So I cried “One litre of tears”

{This was written in a hurry..a quick type out for the purposes of documenting}

We will never know what it would feel like to lose our faculty of speech, our ability to walk on two feet and our energy until we lose them for real. What if we become bed-ridden at the age of 20? We would think, “I never imagined my future to be like this at all.” So few of us think about the possibilities that we could actually lose all that we have in a just a matter of seconds if God wills. Aya Ikeuchi was a normal teenager who was bright; not unusually bright, but she was kind and aspirational and hardworking. One day she found out she had Spinocerebellar Atrophy. A disease that  is incurable. A disease that would take away all the things she had; slowly, she couldn’t walk, or talk. It’s frustrating because her intelligence is unaffected! The fact that she could still think like everyone else saddens me the most.

She was thinking “why me?!”. Exactly. That is exactly what I would ask. Not because I have no faith in God; it’s just that.. to actually be not able to use your limbs, but you are still mentally-functioning is the most pathetic state ever. It really is. She started writing in a journal ever since she found out about her disease. That was when she was 15. Gradually, as the disease began to spread, writing became more difficult and painful because her mind was faster than her hands. Or rather her hands became slower. All her thoughts had to be summarised in the simplest of phrases, suppressing her into a deeper depression because all that wanted to convey has been crippled by her physical disability. Not long after she had to switch from a regular-sized pen to a marker; to help her grip better. And then her handwriting changed. Now it was as if she had to write with her left hand; writing just became harder when her own hands fail. Later she had to write with both hands. And soon she could not even grip her marker or flip the pages. She was only 25 when she died. 10 years of writing. This was the story she gave us. And from this great effort she has put into recording the things that happen to her, along with her feelings, we, as readers are given a lot to think through. This was a real-life story. This actually happened to a girl our age.

Some would think; how did God let her be in pain like that?! Why did He test a girl who was normal and kind her whole life, who never hurt an ant, who had no enemies, why her?

It would be more appropriate to think of how she got through all this. No point dwelling on how God works. See how we humans take it, and learn from them. Immense patience and resilience was required of her, no doubt. This would have been too overwhelming for me, I must admit. I bet it sucked all  her energy. She must have suppressed a hell lot of other things. Since her mental-functioning is still the same, her limbs couldn’t afford to write down all that she would have written down if they worked the same as when she was healthy. So, she must have kept quite a lot to herself, despite the fact that she tried her very best to record important happenings and findings. That must have been painful; it all died with her. I think  I know that feeling. And yet.. yet we are still greatly touched by what she has written down. I was deeply moved. It was beyond infinite degrees of grief, and regret, and sadness and utter anger mixed with frustration.

When she requested to stay in the hospital, her mind was determined to do therapy (walking, balancing) everyday. Of course, she couldn’t understand why her legs just won’t move! It’s not like she’s crippled or anything; her damned legs just wont bloody budge. It was so so sad to watch. And when she tried dialling her home number on the payphone to talk to her family, her fingers just won’t move fast enough- and the card came out because time was out. And there she was, on the wheelchair, crying herself to sleep. At 19, she couldn’t fathom  why her limbs stopped working. She was a basketball player before she fell ill, for God’s sake! Even a simple nose-touching exercise was excruciating for her when her disease began to unveil itself.

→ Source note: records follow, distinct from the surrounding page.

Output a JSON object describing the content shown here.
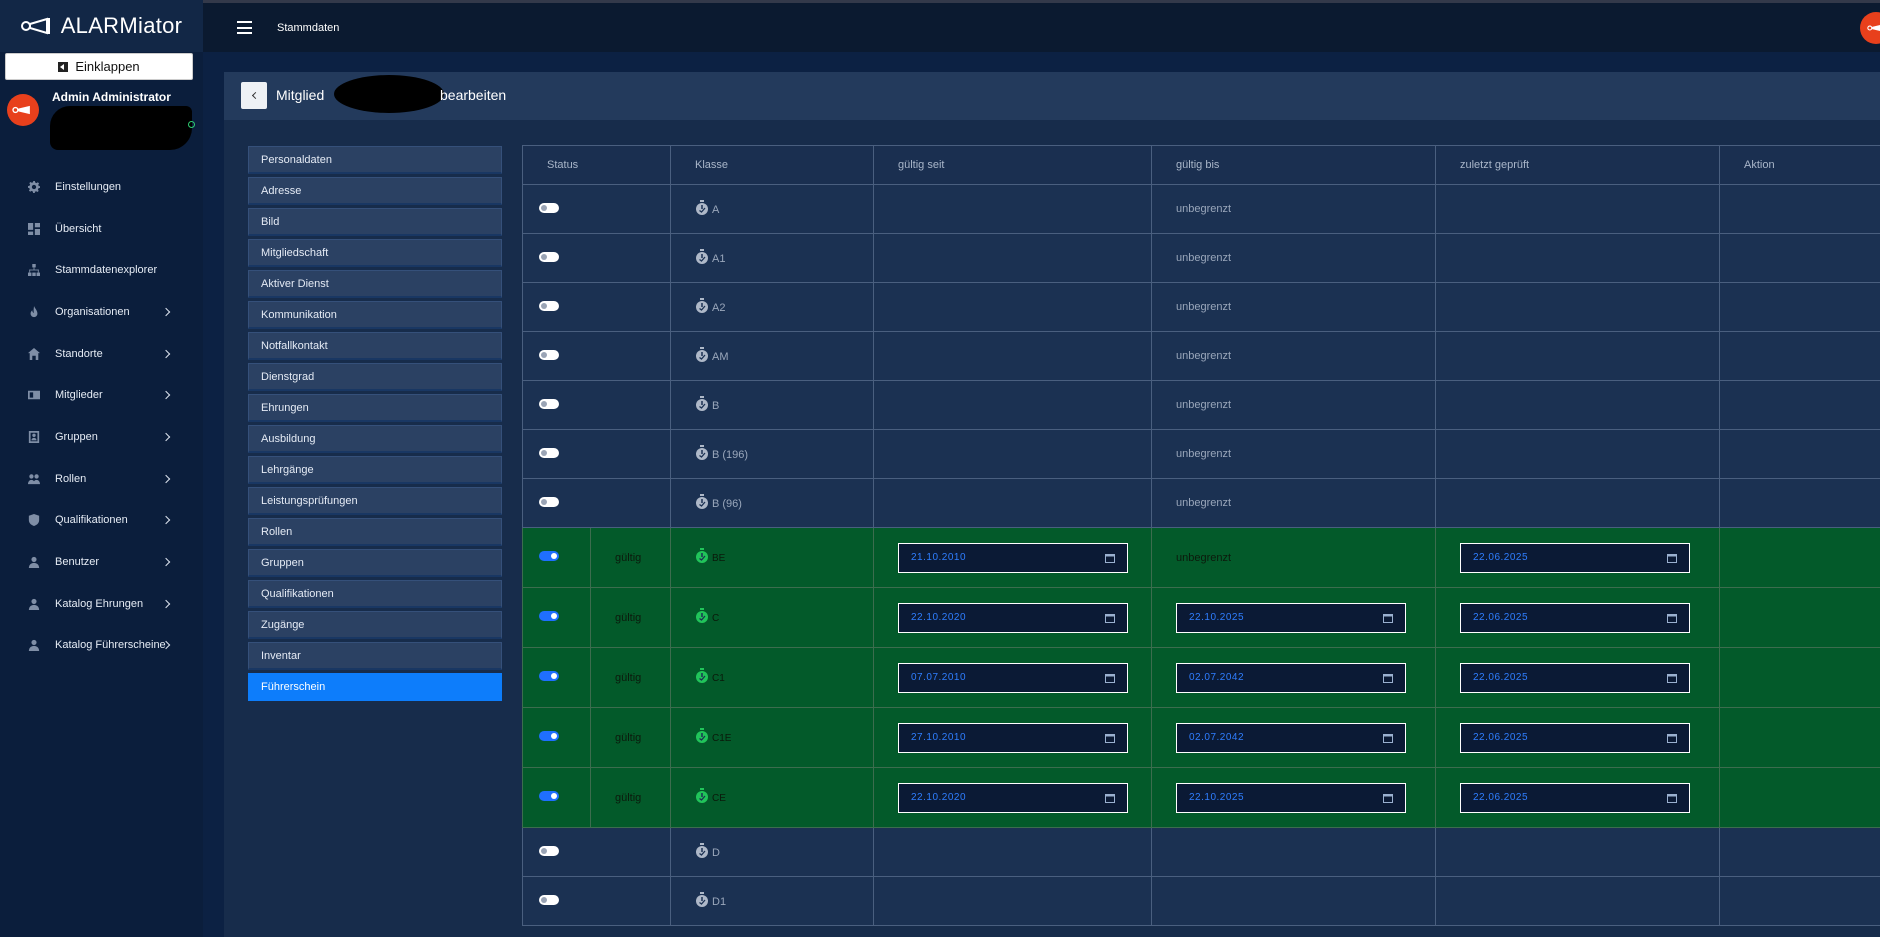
{
  "app": {
    "name": "ALARMiator",
    "collapse_label": "Einklappen",
    "user_name": "Admin Administrator",
    "topbar_title": "Stammdaten"
  },
  "nav": [
    {
      "label": "Einstellungen",
      "icon": "gear-icon",
      "chevron": false
    },
    {
      "label": "Übersicht",
      "icon": "dashboard-icon",
      "chevron": false
    },
    {
      "label": "Stammdatenexplorer",
      "icon": "sitemap-icon",
      "chevron": false
    },
    {
      "label": "Organisationen",
      "icon": "flame-icon",
      "chevron": true
    },
    {
      "label": "Standorte",
      "icon": "home-icon",
      "chevron": true
    },
    {
      "label": "Mitglieder",
      "icon": "id-card-icon",
      "chevron": true
    },
    {
      "label": "Gruppen",
      "icon": "user-box-icon",
      "chevron": true
    },
    {
      "label": "Rollen",
      "icon": "users-icon",
      "chevron": true
    },
    {
      "label": "Qualifikationen",
      "icon": "shield-icon",
      "chevron": true
    },
    {
      "label": "Benutzer",
      "icon": "user-icon",
      "chevron": true
    },
    {
      "label": "Katalog Ehrungen",
      "icon": "user-icon",
      "chevron": true
    },
    {
      "label": "Katalog Führerscheine",
      "icon": "user-icon",
      "chevron": true
    }
  ],
  "page": {
    "title_prefix": "Mitglied",
    "title_suffix": "bearbeiten"
  },
  "tabs": [
    {
      "label": "Personaldaten",
      "active": false
    },
    {
      "label": "Adresse",
      "active": false
    },
    {
      "label": "Bild",
      "active": false
    },
    {
      "label": "Mitgliedschaft",
      "active": false
    },
    {
      "label": "Aktiver Dienst",
      "active": false
    },
    {
      "label": "Kommunikation",
      "active": false
    },
    {
      "label": "Notfallkontakt",
      "active": false
    },
    {
      "label": "Dienstgrad",
      "active": false
    },
    {
      "label": "Ehrungen",
      "active": false
    },
    {
      "label": "Ausbildung",
      "active": false
    },
    {
      "label": "Lehrgänge",
      "active": false
    },
    {
      "label": "Leistungsprüfungen",
      "active": false
    },
    {
      "label": "Rollen",
      "active": false
    },
    {
      "label": "Gruppen",
      "active": false
    },
    {
      "label": "Qualifikationen",
      "active": false
    },
    {
      "label": "Zugänge",
      "active": false
    },
    {
      "label": "Inventar",
      "active": false
    },
    {
      "label": "Führerschein",
      "active": true
    }
  ],
  "table": {
    "headers": [
      "Status",
      "Klasse",
      "gültig seit",
      "gültig bis",
      "zuletzt geprüft",
      "Aktion"
    ],
    "rows": [
      {
        "on": false,
        "valid": "",
        "klasse": "A",
        "seit": "",
        "bis_text": "unbegrenzt",
        "bis": "",
        "geprueft": ""
      },
      {
        "on": false,
        "valid": "",
        "klasse": "A1",
        "seit": "",
        "bis_text": "unbegrenzt",
        "bis": "",
        "geprueft": ""
      },
      {
        "on": false,
        "valid": "",
        "klasse": "A2",
        "seit": "",
        "bis_text": "unbegrenzt",
        "bis": "",
        "geprueft": ""
      },
      {
        "on": false,
        "valid": "",
        "klasse": "AM",
        "seit": "",
        "bis_text": "unbegrenzt",
        "bis": "",
        "geprueft": ""
      },
      {
        "on": false,
        "valid": "",
        "klasse": "B",
        "seit": "",
        "bis_text": "unbegrenzt",
        "bis": "",
        "geprueft": ""
      },
      {
        "on": false,
        "valid": "",
        "klasse": "B (196)",
        "seit": "",
        "bis_text": "unbegrenzt",
        "bis": "",
        "geprueft": ""
      },
      {
        "on": false,
        "valid": "",
        "klasse": "B (96)",
        "seit": "",
        "bis_text": "unbegrenzt",
        "bis": "",
        "geprueft": ""
      },
      {
        "on": true,
        "valid": "gültig",
        "klasse": "BE",
        "seit": "21.10.2010",
        "bis_text": "unbegrenzt",
        "bis": "",
        "geprueft": "22.06.2025"
      },
      {
        "on": true,
        "valid": "gültig",
        "klasse": "C",
        "seit": "22.10.2020",
        "bis_text": "",
        "bis": "22.10.2025",
        "geprueft": "22.06.2025"
      },
      {
        "on": true,
        "valid": "gültig",
        "klasse": "C1",
        "seit": "07.07.2010",
        "bis_text": "",
        "bis": "02.07.2042",
        "geprueft": "22.06.2025"
      },
      {
        "on": true,
        "valid": "gültig",
        "klasse": "C1E",
        "seit": "27.10.2010",
        "bis_text": "",
        "bis": "02.07.2042",
        "geprueft": "22.06.2025"
      },
      {
        "on": true,
        "valid": "gültig",
        "klasse": "CE",
        "seit": "22.10.2020",
        "bis_text": "",
        "bis": "22.10.2025",
        "geprueft": "22.06.2025"
      },
      {
        "on": false,
        "valid": "",
        "klasse": "D",
        "seit": "",
        "bis_text": "",
        "bis": "",
        "geprueft": ""
      },
      {
        "on": false,
        "valid": "",
        "klasse": "D1",
        "seit": "",
        "bis_text": "",
        "bis": "",
        "geprueft": ""
      }
    ]
  },
  "colors": {
    "accent": "#0d7dfb",
    "valid_row": "#035a2a",
    "avatar": "#e8401c",
    "date_text": "#2f7eff"
  }
}
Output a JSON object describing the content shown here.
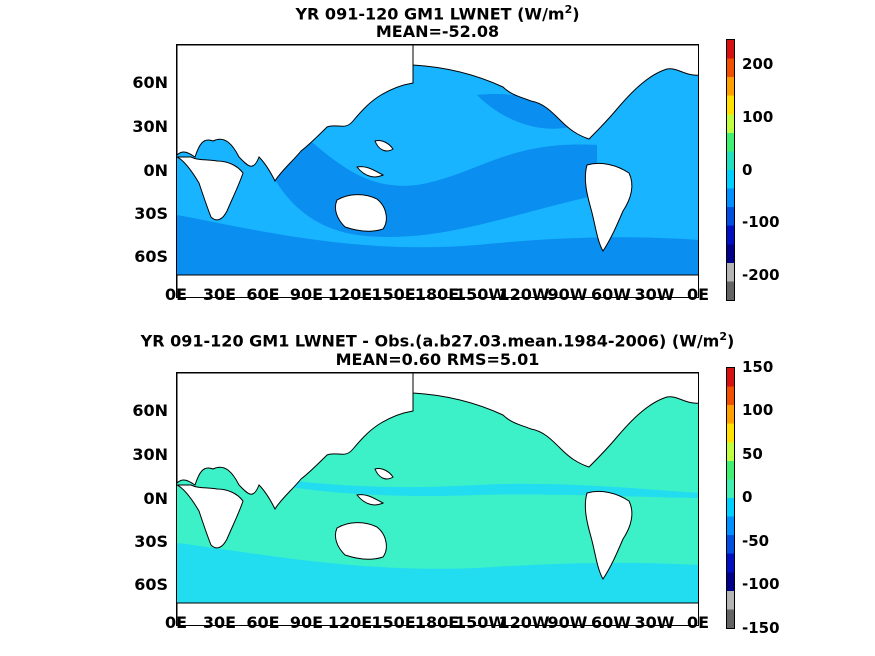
{
  "panels": [
    {
      "title_main": "YR 091-120 GM1  LWNET (W/m",
      "title_sup": "2",
      "title_end": ")",
      "subtitle": "MEAN=-52.08",
      "lat_labels": [
        "60N",
        "30N",
        "0N",
        "30S",
        "60S"
      ],
      "lon_labels": [
        "0E",
        "30E",
        "60E",
        "90E",
        "120E",
        "150E",
        "180E",
        "150W",
        "120W",
        "90W",
        "60W",
        "30W",
        "0E"
      ],
      "colorbar_labels": [
        "200",
        "100",
        "0",
        "-100",
        "-200"
      ],
      "colorbar_colors": [
        "#d81010",
        "#f05000",
        "#ffa000",
        "#ffe000",
        "#c0ff40",
        "#40f070",
        "#20e0c0",
        "#00d0ff",
        "#0090ff",
        "#0050e0",
        "#0010c0",
        "#00008a",
        "#b4b4b4",
        "#646464"
      ],
      "ocean_color": "#18b4ff",
      "band_color": "#0a8ef0"
    },
    {
      "title_main": "YR 091-120 GM1 LWNET - Obs.(a.b27.03.mean.1984-2006) (W/m",
      "title_sup": "2",
      "title_end": ")",
      "subtitle": "MEAN=0.60 RMS=5.01",
      "lat_labels": [
        "60N",
        "30N",
        "0N",
        "30S",
        "60S"
      ],
      "lon_labels": [
        "0E",
        "30E",
        "60E",
        "90E",
        "120E",
        "150E",
        "180E",
        "150W",
        "120W",
        "90W",
        "60W",
        "30W",
        "0E"
      ],
      "colorbar_labels": [
        "150",
        "100",
        "50",
        "0",
        "-50",
        "-100",
        "-150"
      ],
      "colorbar_colors": [
        "#d81010",
        "#f05000",
        "#ffa000",
        "#ffe000",
        "#c0ff40",
        "#40f070",
        "#40f0b0",
        "#00d0ff",
        "#0090ff",
        "#0050e0",
        "#0010c0",
        "#00008a",
        "#b4b4b4",
        "#646464"
      ],
      "ocean_color": "#3cf0c8",
      "band_color": "#22dcf0"
    }
  ]
}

It was eating her up. She doesn’t remind me of me. At all. Her way of handling the discomfort and pain was out of this world. She actually fell on her way to the bathroom because she was urgent and her legs just won’t move fast enough. So there she was, on the floor, in a pool of her own pee, and the guy she likes (who also likes her) just had to come at that time to look at her in such a pathetic situation. I cried like mad at this re-enactment of the scene.

I wailed, to be honest. Like how Buddhists mourn for the dead? Yes, I bawled my eyeballs out, screaming that it was just so unfair. I cried for 10 hours. It was 10 long hours, watching “One Litre of Tears”. This is a movie (based on the journals of Aya-Chan) that changed my life. It turned my whole universe around.

I thank you, O Allah for not letting this happen to me or anyone I know I know personally. Please keep all of us healthy and fit. Help us use this body in the best of ways possible. Ameen.